1
Chronos User Discussion / Re: New to Chronos 2.1 questions
« on: June 22, 2019, 06:02:13 PM »If saving the whole 5 seconds, it will take more than half an hour to save the entire buffer of a 16GB camera. The Chronos 1.4 saves 1280x1024 CinemaDNG files at about 3-4fps, and RAW 12-bit packed format at 4-5 fps. If saving in RAW 12-bit packed, the file will be 3/4 the size of either CinemaDNG, and the file can be converted to a set of DNGs using our python script: https://github.com/krontech/chronos-utils/tree/master/python_raw2dng
If you want to save only portions of the video to save time and storage space, it's easy to scroll through the footage on-camera and select a region to save. You can come back to the camera after it's done and save more regions too.
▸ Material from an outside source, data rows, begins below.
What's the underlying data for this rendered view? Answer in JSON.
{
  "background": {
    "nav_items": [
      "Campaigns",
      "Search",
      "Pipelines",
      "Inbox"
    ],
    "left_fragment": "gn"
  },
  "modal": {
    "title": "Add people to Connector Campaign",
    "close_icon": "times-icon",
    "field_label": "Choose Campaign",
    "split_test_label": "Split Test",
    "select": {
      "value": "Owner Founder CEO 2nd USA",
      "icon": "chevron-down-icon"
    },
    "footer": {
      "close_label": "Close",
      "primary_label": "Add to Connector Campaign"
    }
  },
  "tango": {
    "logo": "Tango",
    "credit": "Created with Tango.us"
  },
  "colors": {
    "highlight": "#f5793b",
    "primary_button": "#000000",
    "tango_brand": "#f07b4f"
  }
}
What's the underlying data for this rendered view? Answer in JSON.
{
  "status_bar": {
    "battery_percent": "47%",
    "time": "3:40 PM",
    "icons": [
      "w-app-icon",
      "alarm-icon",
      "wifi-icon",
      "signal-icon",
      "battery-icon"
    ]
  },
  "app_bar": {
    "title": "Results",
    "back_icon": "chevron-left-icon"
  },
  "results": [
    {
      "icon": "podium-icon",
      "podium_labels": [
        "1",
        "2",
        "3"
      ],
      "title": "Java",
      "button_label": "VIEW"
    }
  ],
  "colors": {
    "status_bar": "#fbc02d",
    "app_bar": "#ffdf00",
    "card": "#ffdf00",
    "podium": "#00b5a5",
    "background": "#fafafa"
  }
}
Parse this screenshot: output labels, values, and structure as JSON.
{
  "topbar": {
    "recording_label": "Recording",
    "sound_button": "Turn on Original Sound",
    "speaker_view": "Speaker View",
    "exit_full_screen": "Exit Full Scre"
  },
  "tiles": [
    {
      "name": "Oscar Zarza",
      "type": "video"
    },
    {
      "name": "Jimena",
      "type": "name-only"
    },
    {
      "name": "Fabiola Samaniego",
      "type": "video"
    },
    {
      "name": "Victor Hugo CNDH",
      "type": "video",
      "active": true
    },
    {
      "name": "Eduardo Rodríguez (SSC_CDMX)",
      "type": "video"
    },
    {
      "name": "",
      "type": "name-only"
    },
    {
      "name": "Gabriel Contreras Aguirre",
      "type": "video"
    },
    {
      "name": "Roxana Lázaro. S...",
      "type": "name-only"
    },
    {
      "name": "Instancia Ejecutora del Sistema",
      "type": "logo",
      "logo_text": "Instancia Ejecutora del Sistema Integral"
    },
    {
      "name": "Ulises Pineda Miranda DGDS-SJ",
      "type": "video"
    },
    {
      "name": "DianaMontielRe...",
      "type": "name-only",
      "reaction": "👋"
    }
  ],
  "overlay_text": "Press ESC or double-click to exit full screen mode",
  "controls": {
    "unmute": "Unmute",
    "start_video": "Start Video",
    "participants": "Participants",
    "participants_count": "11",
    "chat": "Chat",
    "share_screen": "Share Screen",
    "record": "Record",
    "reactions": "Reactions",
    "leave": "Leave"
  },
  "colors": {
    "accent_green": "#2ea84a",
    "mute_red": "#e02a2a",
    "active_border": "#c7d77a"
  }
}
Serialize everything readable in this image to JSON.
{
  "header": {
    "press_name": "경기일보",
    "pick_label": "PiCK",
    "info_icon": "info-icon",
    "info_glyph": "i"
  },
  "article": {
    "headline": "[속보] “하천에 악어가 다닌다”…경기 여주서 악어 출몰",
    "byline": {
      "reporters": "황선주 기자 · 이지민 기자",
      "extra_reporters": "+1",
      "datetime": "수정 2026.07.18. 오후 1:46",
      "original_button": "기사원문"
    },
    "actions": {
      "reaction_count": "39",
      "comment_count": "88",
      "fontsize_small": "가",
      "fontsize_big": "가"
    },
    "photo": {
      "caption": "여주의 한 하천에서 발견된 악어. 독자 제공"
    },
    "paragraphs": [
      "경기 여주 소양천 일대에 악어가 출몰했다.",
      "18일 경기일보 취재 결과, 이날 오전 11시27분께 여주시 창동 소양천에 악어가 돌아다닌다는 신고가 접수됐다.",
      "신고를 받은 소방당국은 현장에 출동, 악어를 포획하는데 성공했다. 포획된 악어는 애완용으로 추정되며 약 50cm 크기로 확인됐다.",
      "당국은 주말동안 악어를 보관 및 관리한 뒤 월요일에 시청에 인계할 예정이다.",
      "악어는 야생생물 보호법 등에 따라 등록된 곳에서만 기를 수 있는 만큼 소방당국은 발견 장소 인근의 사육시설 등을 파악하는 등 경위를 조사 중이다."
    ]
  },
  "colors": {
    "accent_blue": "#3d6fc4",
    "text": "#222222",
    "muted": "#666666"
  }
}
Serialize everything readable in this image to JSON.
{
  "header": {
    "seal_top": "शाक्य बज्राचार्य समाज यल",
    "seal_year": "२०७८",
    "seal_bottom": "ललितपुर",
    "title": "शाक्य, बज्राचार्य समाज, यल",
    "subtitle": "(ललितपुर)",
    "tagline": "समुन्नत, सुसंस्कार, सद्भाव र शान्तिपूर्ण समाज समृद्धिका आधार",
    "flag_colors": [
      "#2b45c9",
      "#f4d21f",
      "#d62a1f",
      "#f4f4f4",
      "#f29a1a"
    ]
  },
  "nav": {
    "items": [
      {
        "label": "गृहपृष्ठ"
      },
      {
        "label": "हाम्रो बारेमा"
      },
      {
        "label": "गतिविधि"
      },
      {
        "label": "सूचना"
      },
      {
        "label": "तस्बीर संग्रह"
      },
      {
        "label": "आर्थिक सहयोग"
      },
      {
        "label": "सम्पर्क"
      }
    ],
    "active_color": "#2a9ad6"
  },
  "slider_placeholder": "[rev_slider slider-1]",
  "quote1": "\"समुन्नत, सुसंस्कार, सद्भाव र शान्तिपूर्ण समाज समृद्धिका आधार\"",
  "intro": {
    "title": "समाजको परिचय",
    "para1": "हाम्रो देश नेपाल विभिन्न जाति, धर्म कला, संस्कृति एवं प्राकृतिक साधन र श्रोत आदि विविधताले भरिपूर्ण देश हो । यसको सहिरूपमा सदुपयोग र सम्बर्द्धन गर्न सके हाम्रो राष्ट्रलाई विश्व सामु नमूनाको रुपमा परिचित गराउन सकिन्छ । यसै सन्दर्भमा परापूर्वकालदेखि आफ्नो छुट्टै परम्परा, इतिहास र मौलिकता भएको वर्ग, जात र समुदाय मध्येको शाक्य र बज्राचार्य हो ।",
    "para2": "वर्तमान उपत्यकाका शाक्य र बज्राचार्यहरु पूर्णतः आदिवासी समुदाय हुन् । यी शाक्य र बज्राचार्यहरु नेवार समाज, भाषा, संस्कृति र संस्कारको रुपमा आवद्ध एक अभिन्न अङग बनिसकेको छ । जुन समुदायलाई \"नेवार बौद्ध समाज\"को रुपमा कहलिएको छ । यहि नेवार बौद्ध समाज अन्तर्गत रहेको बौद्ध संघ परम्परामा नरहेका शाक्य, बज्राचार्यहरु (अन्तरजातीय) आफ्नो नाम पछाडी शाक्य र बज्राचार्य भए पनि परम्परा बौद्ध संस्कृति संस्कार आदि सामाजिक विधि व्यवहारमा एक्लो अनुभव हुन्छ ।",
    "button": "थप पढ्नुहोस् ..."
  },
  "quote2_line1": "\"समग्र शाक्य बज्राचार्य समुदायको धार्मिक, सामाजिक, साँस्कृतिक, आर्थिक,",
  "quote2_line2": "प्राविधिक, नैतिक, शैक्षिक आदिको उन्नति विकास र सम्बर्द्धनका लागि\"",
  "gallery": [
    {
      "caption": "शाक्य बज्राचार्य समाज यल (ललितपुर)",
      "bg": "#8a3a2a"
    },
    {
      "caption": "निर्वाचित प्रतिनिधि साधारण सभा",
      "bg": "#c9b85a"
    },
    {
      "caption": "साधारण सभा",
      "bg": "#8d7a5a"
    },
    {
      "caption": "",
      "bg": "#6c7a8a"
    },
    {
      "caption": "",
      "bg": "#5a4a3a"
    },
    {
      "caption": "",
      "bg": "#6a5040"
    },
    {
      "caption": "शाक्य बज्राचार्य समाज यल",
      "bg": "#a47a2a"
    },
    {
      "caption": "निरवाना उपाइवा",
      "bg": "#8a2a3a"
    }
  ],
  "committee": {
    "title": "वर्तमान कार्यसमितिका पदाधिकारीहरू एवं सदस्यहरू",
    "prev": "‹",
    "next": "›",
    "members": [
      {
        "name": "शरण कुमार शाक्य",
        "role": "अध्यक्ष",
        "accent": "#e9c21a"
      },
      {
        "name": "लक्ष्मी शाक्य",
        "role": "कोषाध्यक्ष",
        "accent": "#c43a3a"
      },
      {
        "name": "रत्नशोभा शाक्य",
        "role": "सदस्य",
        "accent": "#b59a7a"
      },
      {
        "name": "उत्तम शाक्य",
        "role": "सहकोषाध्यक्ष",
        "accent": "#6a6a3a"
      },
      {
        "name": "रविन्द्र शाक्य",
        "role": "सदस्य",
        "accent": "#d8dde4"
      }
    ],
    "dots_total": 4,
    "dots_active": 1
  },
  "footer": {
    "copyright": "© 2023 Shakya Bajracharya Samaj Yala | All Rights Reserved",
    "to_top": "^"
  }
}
Thanks for all the answers!
I am trying to imagine a practical scenario I would shoot - say a splash, many times and not take too long between takes. I am not use to very high frame rates (only really up to 120fps), so I guess at 1000 there's 200secs of footage for a 5 sec take(played at 25fps). when you only really need 10 secs a lot of the time when played back.
So would it be a case of shooting multiple takes and editing/cutting/selecting the footage off the ram inside the camera and storing only the "select" part of the event, then running another take with the available free space on the ram? If so, buying the camera with the largest ram would be the most useful?
Would it be easy to play the take and cut it down off the camera between takes?
Usually setups for between anything you want to slow down takes a bit of time to reset, so there is spare time to cut and throw away the unused parts of the footage, but probably not 30minutes worth!